Related
I often find myself needing to chain collects where I want to do multiple collects in a single traversal. I also would like to return a "remainder" for things that don't match any of the collects.
For example:
sealed trait Animal
case class Cat(name: String) extends Animal
case class Dog(name: String, age: Int) extends Animal
val animals: List[Animal] =
List(Cat("Bob"), Dog("Spot", 3), Cat("Sally"), Dog("Jim", 11))
// Normal way
val cats: List[Cat] = animals.collect { case c: Cat => c }
val dogAges: List[Int] = animals.collect { case Dog(_, age) => age }
val rem: List[Animal] = Nil // No easy way to create this without repeated code
This really isn't great, it requires multiple iterations and there is no reasonable way to calculate the remainder. I could write a very complicated fold to pull this off, but it would be really nasty.
Instead, I usually opt for mutation which is fairly similar to the logic you would have in a fold:
import scala.collection.mutable.ListBuffer
// Ugly, hide the mutation away
val (cats2, dogsAges2, rem2) = {
// Lose some benefits of type inference
val cs = ListBuffer[Cat]()
val da = ListBuffer[Int]()
val rem = ListBuffer[Animal]()
// Bad separation of concerns, I have to merge all of my functions
animals.foreach {
case c: Cat => cs += c
case Dog(_, age) => da += age
case other => rem += other
}
(cs.toList, da.toList, rem.toList)
}
I don't like this one bit, it has worse type inference and separation of concerns since I have to merge all of the various partial functions.
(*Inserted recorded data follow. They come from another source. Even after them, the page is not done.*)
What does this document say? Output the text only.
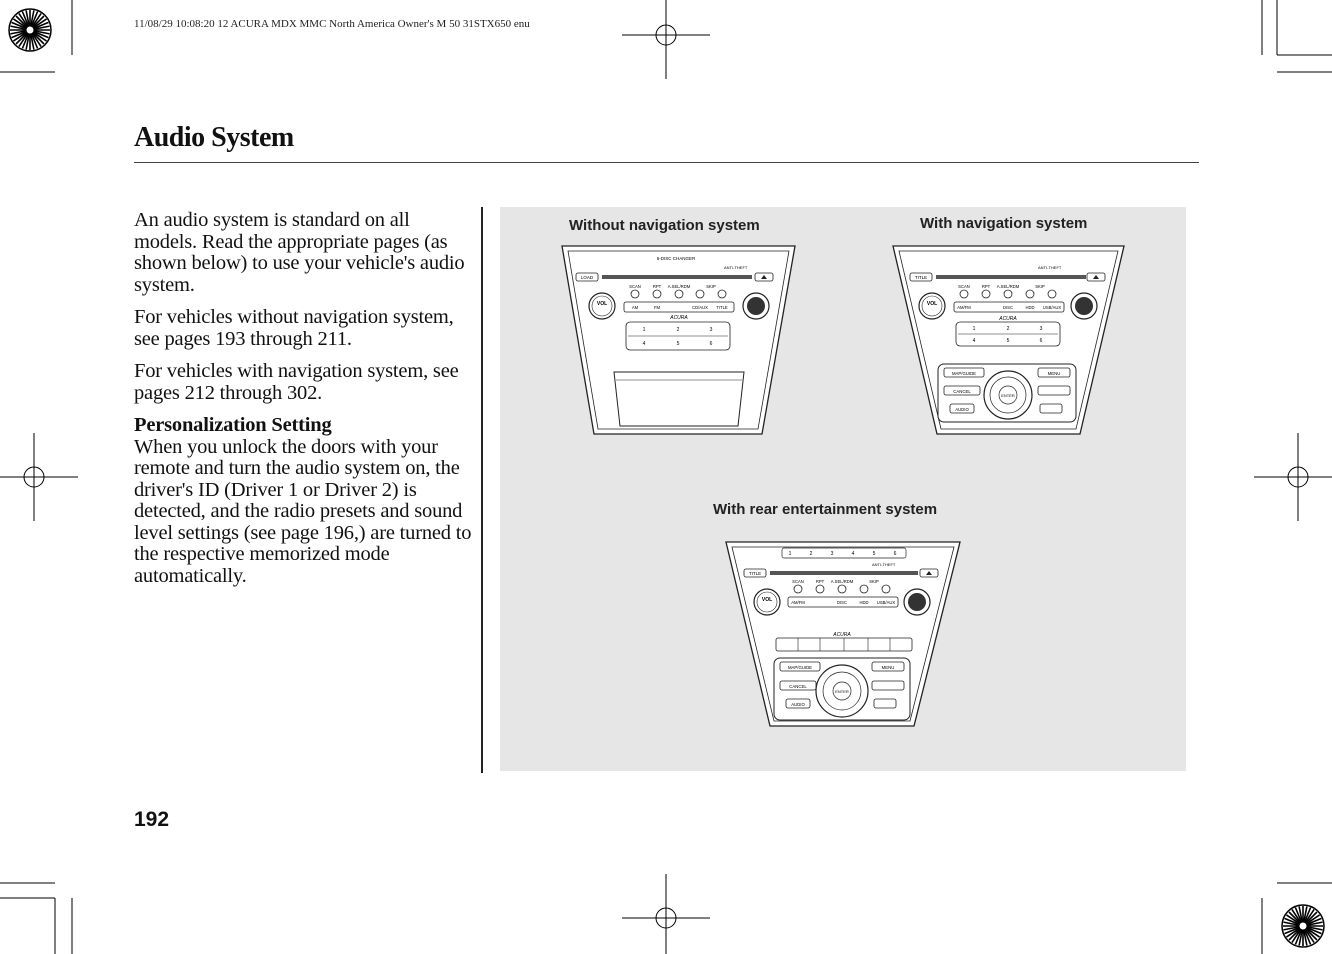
11/08/29 10:08:20 12 ACURA MDX MMC North America Owner's M 50 31STX650 enu
Audio System

An audio system is standard on all models. Read the appropriate pages (as shown below) to use your vehicle's audio system.

For vehicles without navigation system, see pages 193 through 211.

For vehicles with navigation system, see pages 212 through 302.

Personalization Setting
When you unlock the doors with your remote and turn the audio system on, the driver's ID (Driver 1 or Driver 2) is detected, and the radio presets and sound level settings (see page 196,) are turned to the respective memorized mode automatically.
Without navigation system	With navigation system
With rear entertainment system
6-DISC CHANGER
ANTI-THEFT
LOAD
SCAN	RPT A.SEL/RDM	SKIP
VOL
AM	FM	CD/AUX TITLE
ACURA
1	2	3
4	5	6
ANTI-THEFT
TITLE
SCAN	RPT A.SEL/RDM	SKIP
VOL
AM/FM	DISC	HDD USB/AUX
ACURA
1	2	3
4	5	6
MAP/GUIDE	MENU
CANCEL
AUDIO
ENTER
1	2	3	4	5	6
ANTI-THEFT
TITLE
SCAN	RPT A.SEL/RDM	SKIP
VOL	AM/FM	DISC	HDD USB/AUX
ACURA
MAP/GUIDE	MENU
CANCEL
AUDIO
ENTER
192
It also requires lots of lines of code.
What I want, are some useful patterns, like a collect that returns the remainder (I grant that partitionMap new in 2.13 does this, but uglier). I also could use some form of pipe or map for operating on parts of tuples. Here are some made up utilities:
implicit class ListSyntax[A](xs: List[A]) {
import scala.collection.mutable.ListBuffer
// Collect and return remainder
// A specialized form of new 2.13 partitionMap
def collectR[B](pf: PartialFunction[A, B]): (List[B], List[A]) = {
val rem = new ListBuffer[A]()
val res = new ListBuffer[B]()
val f = pf.lift
for (elt <- xs) {
f(elt) match {
case Some(r) => res += r
case None => rem += elt
}
}
(res.toList, rem.toList)
}
}
implicit class Tuple2Syntax[A, B](x: Tuple2[A, B]){
def chainR[C](f: B => C): Tuple2[A, C] = x.copy(_2 = f(x._2))
}
Now, I can write this in a way that could be done in a single traversal (with a lazy datastructure) and yet follows functional, immutable practice:
// Relatively pretty, can imagine lazy forms using a single iteration
val (cats3, (dogAges3, rem3)) =
animals.collectR { case c: Cat => c }
.chainR(_.collectR { case Dog(_, age) => age })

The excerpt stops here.